Norman B. Norman (1914–1991) was an American advertising executive who co-founded the Norman, Craig & Kummel advertising agency.

==Biography==
Norman B. Norman was born to a Jewish family in New York City. In 1934, he graduated from Columbia University. After school, he worked as an unpaid assistant at the Biow Agency founded by Milton H. Biow. After six months, he was given a salary of $5 a week, and after two years, he was making $25 per week. While at the Biow Agency, he worked in all areas of the business including research, new business, and account management. In 1942, he joined the United States Navy where he served during World War II on a minesweeper as a lieutenant; he was awarded a Bronze Star.

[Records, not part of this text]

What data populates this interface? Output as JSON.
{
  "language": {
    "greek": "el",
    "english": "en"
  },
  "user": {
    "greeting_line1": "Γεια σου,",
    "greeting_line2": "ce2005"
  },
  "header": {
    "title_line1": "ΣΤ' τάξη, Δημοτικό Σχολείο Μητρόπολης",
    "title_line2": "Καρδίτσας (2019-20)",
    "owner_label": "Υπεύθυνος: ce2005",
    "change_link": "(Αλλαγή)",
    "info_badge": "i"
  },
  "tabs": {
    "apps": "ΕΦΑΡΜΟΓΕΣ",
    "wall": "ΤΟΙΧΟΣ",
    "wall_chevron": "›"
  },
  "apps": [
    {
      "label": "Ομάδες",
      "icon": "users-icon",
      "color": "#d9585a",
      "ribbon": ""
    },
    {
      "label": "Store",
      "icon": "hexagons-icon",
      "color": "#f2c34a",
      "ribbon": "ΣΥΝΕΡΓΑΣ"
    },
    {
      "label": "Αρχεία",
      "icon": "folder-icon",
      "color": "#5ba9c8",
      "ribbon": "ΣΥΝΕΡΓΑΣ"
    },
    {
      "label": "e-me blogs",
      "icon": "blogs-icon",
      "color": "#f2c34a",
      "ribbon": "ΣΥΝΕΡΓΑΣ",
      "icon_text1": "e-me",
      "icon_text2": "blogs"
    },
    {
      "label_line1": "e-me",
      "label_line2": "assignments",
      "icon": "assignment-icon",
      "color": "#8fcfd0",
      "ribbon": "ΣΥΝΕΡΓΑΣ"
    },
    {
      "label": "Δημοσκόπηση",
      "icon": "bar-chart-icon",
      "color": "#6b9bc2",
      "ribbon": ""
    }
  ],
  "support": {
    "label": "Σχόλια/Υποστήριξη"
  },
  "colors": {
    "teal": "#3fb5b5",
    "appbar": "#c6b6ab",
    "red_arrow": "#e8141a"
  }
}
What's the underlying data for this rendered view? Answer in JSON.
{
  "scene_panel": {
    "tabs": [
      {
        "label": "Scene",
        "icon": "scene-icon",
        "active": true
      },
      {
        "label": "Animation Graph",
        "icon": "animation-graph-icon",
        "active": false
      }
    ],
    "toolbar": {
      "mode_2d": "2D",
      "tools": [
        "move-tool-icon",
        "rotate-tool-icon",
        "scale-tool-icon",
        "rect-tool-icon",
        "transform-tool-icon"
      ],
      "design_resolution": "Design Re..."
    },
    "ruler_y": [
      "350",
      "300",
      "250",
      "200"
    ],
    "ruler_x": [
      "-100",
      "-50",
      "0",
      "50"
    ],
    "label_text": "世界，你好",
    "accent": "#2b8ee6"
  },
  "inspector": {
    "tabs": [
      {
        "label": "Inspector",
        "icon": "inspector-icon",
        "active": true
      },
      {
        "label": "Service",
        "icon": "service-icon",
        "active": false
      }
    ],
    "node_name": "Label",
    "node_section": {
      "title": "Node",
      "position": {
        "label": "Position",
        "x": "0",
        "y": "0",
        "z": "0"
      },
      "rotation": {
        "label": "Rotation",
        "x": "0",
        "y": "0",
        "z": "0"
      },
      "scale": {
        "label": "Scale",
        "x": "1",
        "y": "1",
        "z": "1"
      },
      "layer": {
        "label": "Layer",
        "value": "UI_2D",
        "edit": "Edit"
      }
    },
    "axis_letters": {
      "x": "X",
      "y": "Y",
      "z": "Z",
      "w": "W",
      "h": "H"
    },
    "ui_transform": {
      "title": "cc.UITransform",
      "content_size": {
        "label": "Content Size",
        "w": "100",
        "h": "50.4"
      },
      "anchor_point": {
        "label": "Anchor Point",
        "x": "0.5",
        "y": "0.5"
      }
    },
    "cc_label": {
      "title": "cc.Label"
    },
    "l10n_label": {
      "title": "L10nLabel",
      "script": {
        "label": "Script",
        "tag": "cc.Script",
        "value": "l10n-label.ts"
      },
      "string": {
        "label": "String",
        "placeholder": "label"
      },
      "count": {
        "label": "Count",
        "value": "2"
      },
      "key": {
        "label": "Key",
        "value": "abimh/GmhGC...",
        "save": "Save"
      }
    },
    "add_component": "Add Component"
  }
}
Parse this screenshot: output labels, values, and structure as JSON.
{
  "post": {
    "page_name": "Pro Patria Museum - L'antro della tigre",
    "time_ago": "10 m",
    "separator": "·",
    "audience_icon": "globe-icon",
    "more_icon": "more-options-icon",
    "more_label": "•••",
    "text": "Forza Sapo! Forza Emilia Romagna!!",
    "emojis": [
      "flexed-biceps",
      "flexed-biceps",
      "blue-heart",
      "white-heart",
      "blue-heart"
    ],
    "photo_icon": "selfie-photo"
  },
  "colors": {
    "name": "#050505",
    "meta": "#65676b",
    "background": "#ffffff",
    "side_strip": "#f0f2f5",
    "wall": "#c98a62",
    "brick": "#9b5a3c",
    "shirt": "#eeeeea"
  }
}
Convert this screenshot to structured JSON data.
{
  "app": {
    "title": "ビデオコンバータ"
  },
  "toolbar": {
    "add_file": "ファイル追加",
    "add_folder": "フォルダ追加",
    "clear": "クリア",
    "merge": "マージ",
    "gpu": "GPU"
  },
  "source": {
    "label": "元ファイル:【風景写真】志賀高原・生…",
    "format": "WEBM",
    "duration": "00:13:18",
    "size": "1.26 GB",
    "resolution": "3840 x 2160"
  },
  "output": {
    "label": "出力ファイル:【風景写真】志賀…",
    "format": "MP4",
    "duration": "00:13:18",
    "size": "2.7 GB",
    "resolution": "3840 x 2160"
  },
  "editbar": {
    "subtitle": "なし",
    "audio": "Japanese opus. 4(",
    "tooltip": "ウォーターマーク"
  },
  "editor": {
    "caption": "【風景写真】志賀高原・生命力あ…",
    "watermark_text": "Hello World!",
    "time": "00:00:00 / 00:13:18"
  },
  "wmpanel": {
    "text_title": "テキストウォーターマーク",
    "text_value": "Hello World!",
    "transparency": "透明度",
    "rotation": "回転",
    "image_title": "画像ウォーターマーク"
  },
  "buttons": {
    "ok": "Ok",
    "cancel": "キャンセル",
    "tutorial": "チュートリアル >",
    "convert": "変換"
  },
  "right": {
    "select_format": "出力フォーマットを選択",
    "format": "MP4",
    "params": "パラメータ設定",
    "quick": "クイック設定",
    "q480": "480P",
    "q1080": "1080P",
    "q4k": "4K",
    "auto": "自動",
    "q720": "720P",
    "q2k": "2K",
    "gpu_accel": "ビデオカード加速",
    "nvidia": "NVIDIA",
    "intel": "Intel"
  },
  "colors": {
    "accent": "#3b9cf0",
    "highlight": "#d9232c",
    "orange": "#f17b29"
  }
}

After the war, he worked for the Norman A. Mack & Company as an executive vice president and then in 1948, he accepted a position with the William H. Weintraub & Company. In 1955, he along with fellow Weintraub co-workers, Eugene H. Kummel and Walter Craig, bought the William H. Weintraub agency and renamed it Norman, Craig & Kummel. In 1957, he was elected president of the agency and pioneered the concept of what he called "emotional advertising" aimed at having the reader find himself inside the advertisement. The tenets were summed up in one word: P-E-O-P-L-E: Put people in the sell; Excitingly different look and sound; Open the way through the heart-not the head; Put in an important reason why; Living visuals people will talk about; Eliminate any non-preemptive selling proposition. The firm won many major clients including Colgate-Palmolive, Revlon, Ronson, Chanel, Liggett & Myers, and Olin Corporation. In 1956, the firm won the U.S. Democratic National Committee account and its presidential candidate Adlai Stevenson, going head-to-head with its rival Batten, Barton, Durstine & Osborn.

In 1961, the firm was renamed the NCK Organization. In 1979, he retired as president and chairman of the board; he served as honorary chairman until 1985. By 1982, the NCK Organization had 1,184 employees in 32 offices worldwide with $433 million in sales and $70 million in income. In 1983, the firm merged with Foote, Cone & Belding Communications and ceased to exist under its own name.

Norman served as the director of the Association for a Better New York and as a trustee of the New York Police Foundation.

==Personal life==
Norman was married to Gail Snyder; they had two children: Peter Norman and Susan Norman Blumenthal. They had homes in Woodstock, Vermont, in Fairfield, Connecticut, in the Cotswolds of England, and in Key Largo, Florida.
Norman died in Miami at the age of 77.